Metadata-Version: 2.4
Name: redsafe
Version: 0.1.2
Summary: Local AI-safe redaction engine for security data
Author: AI Safe Redaction Engine
Requires-Python: >=3.10
Description-Content-Type: text/markdown
Requires-Dist: spacy
Requires-Dist: pytesseract
Requires-Dist: opencv-python
Requires-Dist: lxml
Requires-Dist: numpy
Requires-Dist: scikit-learn

# AI Safe Redaction Engine

A local-first, modular redaction system for security data before AI processing.

## Single-Word CLI Name
This project is packaged as:
- Command: `redsafe`
- Package name: `redsafe`

PyPI:
- https://pypi.org/project/redsafe/

## Supported Inputs
- Burp Suite XML exports
- Burp project/session files (`.burp`) via best-effort binary HTTP extraction
- Raw HTTP requests/responses
- Network logs
- Basic PCAP parsing
- Screenshots (OCR + masking)

## Features
- Analysis-based sensitive data detection (not regex-only)
- Named Entity Recognition (spaCy)
- Secret detection with heuristics and entropy scoring
- Context-aware detection from header/parameter names
- Consistent placeholder mapping (`<EMAIL_1>`, `<JWT_TOKEN_1>`, etc.)
- Local-only processing, no external API calls

## Project Structure
- `parsers/`: input ingestion modules
- `detection/`: entity, secret, entropy, and context detectors
- `redaction/`: placeholder and redaction logic
- `core/`: data models and orchestration pipeline
- `utils/`: file/encoding helpers
- `tests/`: sample files + pytest coverage

## Install With pipx (PyPI)
```bash
pipx install redsafe
```

Run:
```bash
redsafe --input tests/sample_burp.xml --type burp
redsafe --input tests/sample_http.txt --type http
redsafe --input tests/sample_log.txt --type log
redsafe --input tests/sample_image.png --type image
```

Upgrade:
```bash
pipx upgrade redsafe
```

## Install From GitHub (Latest Source)
```bash
pipx install git+https://github.com/sam1101-sys/ai-redaction-engine.git
```

## Install With venv (Alternative)
```bash
cd /home/gss/Desktop/Codex/ai-redaction-engine
python -m venv .venv
source .venv/bin/activate
pip install -r requirements.txt
python -m spacy download en_core_web_sm
```

Run examples:
```bash
python main.py --input tests/sample_burp.xml --type burp
python main.py --input tests/sample_http.txt --type http
python main.py --input tests/sample_log.txt --type log
python main.py --input tests/sample_image.png --type image
```

Outputs are written to `sanitized_output/`.

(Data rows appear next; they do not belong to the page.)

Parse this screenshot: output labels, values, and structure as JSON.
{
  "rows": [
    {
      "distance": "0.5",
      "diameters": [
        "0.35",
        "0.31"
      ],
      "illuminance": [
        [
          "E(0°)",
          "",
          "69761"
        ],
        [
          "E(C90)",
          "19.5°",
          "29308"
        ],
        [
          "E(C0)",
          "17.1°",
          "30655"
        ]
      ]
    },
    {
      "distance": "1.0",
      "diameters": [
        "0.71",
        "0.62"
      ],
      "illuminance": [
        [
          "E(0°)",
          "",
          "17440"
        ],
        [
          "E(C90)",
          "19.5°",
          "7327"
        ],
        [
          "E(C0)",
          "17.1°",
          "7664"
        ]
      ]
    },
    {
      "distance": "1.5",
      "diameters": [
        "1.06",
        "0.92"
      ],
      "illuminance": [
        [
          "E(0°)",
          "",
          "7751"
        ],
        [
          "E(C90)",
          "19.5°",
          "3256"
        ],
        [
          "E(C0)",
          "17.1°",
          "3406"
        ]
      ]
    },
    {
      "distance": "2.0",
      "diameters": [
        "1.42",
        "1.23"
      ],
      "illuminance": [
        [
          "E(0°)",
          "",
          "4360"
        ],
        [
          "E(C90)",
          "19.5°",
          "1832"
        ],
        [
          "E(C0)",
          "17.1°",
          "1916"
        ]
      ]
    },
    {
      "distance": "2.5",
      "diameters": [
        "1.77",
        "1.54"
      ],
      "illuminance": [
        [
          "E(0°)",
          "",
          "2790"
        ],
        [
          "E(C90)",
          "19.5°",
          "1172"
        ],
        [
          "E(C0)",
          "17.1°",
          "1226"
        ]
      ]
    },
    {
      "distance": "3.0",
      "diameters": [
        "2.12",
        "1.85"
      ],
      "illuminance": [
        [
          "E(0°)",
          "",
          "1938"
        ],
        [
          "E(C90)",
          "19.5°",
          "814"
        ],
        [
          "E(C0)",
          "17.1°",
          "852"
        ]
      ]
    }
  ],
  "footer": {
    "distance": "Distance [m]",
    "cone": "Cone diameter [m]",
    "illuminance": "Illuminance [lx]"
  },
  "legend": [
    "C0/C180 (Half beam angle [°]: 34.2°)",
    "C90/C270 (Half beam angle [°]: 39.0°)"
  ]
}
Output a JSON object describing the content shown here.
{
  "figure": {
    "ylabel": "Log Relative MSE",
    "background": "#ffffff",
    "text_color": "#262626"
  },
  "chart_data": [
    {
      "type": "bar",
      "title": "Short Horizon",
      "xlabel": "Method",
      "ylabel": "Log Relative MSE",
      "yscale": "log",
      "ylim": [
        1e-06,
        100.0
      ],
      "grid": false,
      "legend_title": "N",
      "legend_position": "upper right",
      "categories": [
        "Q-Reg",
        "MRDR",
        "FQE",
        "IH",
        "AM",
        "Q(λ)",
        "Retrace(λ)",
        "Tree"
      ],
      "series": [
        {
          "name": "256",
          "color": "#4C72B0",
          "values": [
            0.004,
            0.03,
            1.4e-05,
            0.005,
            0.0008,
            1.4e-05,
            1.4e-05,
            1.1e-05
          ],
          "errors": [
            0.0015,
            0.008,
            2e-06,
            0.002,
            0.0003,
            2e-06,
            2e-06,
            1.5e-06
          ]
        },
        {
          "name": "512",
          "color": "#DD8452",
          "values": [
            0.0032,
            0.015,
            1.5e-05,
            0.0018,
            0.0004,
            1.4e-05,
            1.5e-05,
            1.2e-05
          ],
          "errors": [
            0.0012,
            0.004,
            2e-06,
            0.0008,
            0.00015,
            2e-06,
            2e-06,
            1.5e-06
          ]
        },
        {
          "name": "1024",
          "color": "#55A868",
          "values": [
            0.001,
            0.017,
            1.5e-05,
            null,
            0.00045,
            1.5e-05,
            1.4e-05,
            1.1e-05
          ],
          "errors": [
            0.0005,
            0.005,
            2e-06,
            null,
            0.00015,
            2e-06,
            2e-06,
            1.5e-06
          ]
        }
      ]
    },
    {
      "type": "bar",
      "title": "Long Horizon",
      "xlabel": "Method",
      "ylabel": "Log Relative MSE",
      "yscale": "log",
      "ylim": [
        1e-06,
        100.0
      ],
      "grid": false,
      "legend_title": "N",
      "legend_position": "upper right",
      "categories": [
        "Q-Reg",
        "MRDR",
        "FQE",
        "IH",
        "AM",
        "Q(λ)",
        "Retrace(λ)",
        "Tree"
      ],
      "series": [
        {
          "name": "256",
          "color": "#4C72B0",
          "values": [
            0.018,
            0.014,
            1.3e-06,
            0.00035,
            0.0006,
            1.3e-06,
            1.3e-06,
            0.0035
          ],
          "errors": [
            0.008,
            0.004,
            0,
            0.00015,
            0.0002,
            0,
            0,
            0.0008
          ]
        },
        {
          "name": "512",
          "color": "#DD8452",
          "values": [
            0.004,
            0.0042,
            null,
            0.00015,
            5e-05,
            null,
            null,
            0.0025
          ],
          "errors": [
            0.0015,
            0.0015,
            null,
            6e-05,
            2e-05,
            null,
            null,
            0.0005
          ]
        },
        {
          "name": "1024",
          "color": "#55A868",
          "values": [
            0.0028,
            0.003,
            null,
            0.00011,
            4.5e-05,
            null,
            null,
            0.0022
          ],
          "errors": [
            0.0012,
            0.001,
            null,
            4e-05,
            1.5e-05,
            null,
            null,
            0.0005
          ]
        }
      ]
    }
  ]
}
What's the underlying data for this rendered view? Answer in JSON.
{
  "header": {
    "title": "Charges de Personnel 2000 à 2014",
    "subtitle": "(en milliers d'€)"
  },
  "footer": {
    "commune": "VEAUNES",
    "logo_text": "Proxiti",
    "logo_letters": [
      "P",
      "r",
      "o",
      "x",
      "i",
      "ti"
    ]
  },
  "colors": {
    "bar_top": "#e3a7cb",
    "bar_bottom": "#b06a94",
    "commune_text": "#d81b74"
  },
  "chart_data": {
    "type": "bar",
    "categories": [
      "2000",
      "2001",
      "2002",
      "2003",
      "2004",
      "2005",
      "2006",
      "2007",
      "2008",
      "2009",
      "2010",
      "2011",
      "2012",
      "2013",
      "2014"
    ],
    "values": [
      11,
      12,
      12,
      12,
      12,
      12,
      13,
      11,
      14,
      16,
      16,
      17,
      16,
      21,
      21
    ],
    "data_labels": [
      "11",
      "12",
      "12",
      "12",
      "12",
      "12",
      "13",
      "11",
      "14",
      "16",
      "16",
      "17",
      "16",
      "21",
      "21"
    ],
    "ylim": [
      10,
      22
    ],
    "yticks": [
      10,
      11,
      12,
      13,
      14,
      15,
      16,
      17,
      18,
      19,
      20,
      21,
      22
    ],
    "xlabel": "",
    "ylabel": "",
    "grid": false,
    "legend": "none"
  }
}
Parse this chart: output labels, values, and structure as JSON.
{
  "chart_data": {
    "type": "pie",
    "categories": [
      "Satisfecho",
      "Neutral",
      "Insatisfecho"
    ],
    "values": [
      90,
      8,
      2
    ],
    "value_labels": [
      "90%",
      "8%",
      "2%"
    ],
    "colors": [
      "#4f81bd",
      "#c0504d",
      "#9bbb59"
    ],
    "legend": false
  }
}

## Redaction Tuning (False Positive Control)
Secret entropy detection can be tuned via environment variables:

```bash
export REDACTION_ENTROPY_THRESHOLD=4.2
export REDACTION_MIN_SECRET_LEN=24
export REDACTION_MIN_BASE64_LEN=28
export REDACTION_IGNORE_VALUES="application/x-www-form-urlencoded,text/plain"
```

These values are consumed by `SecretDetectionConfig` in `detection/secret_detection.py`.

## Run Tests
```bash
pytest -q
```

## Notes
- Designed for integration into a future AI pentesting engine.
- All processing is local.
- If `en_core_web_sm` is unavailable, regex/heuristic detection still works.
- Image redaction needs local `opencv-python`, `pytesseract`, and system `tesseract` binary installed.